On Monday, four new cases of the mysterious COVID-19 related illness, Multisystem Inflammatory Syndrome in Children or MIS-C were diagnosed in Los Angeles.

This announcement was followed by news on Tuesday regarding the death of a 15-year-old African-American girl in Baltimore, Maryland who succumbed to MIS-C.

COVID-19 cases average two percent nationally for persons under the age of 18; yet this statistic offers little comfort to parents in Los Angeles whose children are currently battling MIS-C.

MIS-C has surfaced as a COVID-19 related threat to children which appears to occur  in the weeks following an initial bout with the virus.

CDC is reporting children appear to develop MIS-C four to six weeks following their initial presentation with COVID-19; and further stressed MIS-C is also being diagnosed in children who were previously asymptomatic.

In instances where children were asymptomatically infected, their parents/caretakers may not even know they were infected.

Those with MIS-C show a variety of signs and symptoms including a persistent fever. Other indicators include multiorgan involvement ranging from cardiac, gastrointestinal, renal, hematologic, dermatologic and/or neurologic. Respiratory symptoms were not seen in all cases diagnosed to date; and the CDC also confirmed children with MIS-C have elevated inflammatory markers.
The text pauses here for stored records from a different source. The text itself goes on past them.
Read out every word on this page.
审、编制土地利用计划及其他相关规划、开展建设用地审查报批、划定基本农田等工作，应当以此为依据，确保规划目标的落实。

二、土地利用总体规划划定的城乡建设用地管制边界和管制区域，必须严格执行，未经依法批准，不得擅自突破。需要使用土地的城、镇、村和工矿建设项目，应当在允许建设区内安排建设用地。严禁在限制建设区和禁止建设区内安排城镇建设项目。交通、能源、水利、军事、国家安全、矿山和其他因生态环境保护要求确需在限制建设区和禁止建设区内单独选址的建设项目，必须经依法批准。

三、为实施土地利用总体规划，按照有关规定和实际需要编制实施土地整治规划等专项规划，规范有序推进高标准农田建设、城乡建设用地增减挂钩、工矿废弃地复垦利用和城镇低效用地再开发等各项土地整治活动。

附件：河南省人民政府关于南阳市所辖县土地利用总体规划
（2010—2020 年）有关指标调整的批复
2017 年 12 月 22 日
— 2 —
What makes identifying this illness such a challenge is not all children with the illness will have the same symptoms and some children may have symptoms not listed by the CDC.

A Health Advisory regarding MIS-C published by the CDC on May 14, 2020 included information describing what was observed in the United Kingdom (U.K.) in relation to the syndrome. The country recognized increased reports of previously healthy children presenting with a severe inflammatory syndrome.

“The cases occurred in children testing positive for current or recent infection by SARS-CoV-2—the novel coronavirus that causes COVID-19,” the CDC noted.

Although the number of cases observed in the U.K. was extremely limited (eight) the demographic information reflected what was observed in the small number of MIS-C cases in New York as reported by Black Voice News last week, where 22 percent of MIS-C cases were identified in Black children. U.K. findings to date similarly reflect a disparate impact on Black children.

“In the limited sample of eight children [with MIS-C], 75 percent of the patients were of Afro-Caribbean descent and 62.5 percent were male,” the agency noted. All the children tested positive for COVID-19 antibodies and one child was deceased.

In both the U.S. and U.K. although sample sizes are too small to draw any real conclusions, details to date certainly warrant monitoring, especially since African-Americans are disproportionately impacted by COVID-19 overall and this appears to be holding true for Black children in relation to MIS-C.  

The CDC has acknowledged there is limited information available about this illness including its risk factors, pathogenesis (what leads to the illness), clinical course, and treatment. The agency is requesting healthcare providers report all suspected cases of the illness to public health authorities to better characterize this newly recognized condition in the pediatric population.

Despite what remains unknown about MIS-C and acknowledging children have died, if there is any silver lining in this dark unknown, it is despite the severity of the illness, the majority of children diagnosed and treated for MIS-C to date—have survived.

Health experts strongly encourage parents to remain vigilant. The CDC has stressed, when identified and treated early the chances of survival are great.

The Black Voice News will continue to follow this story.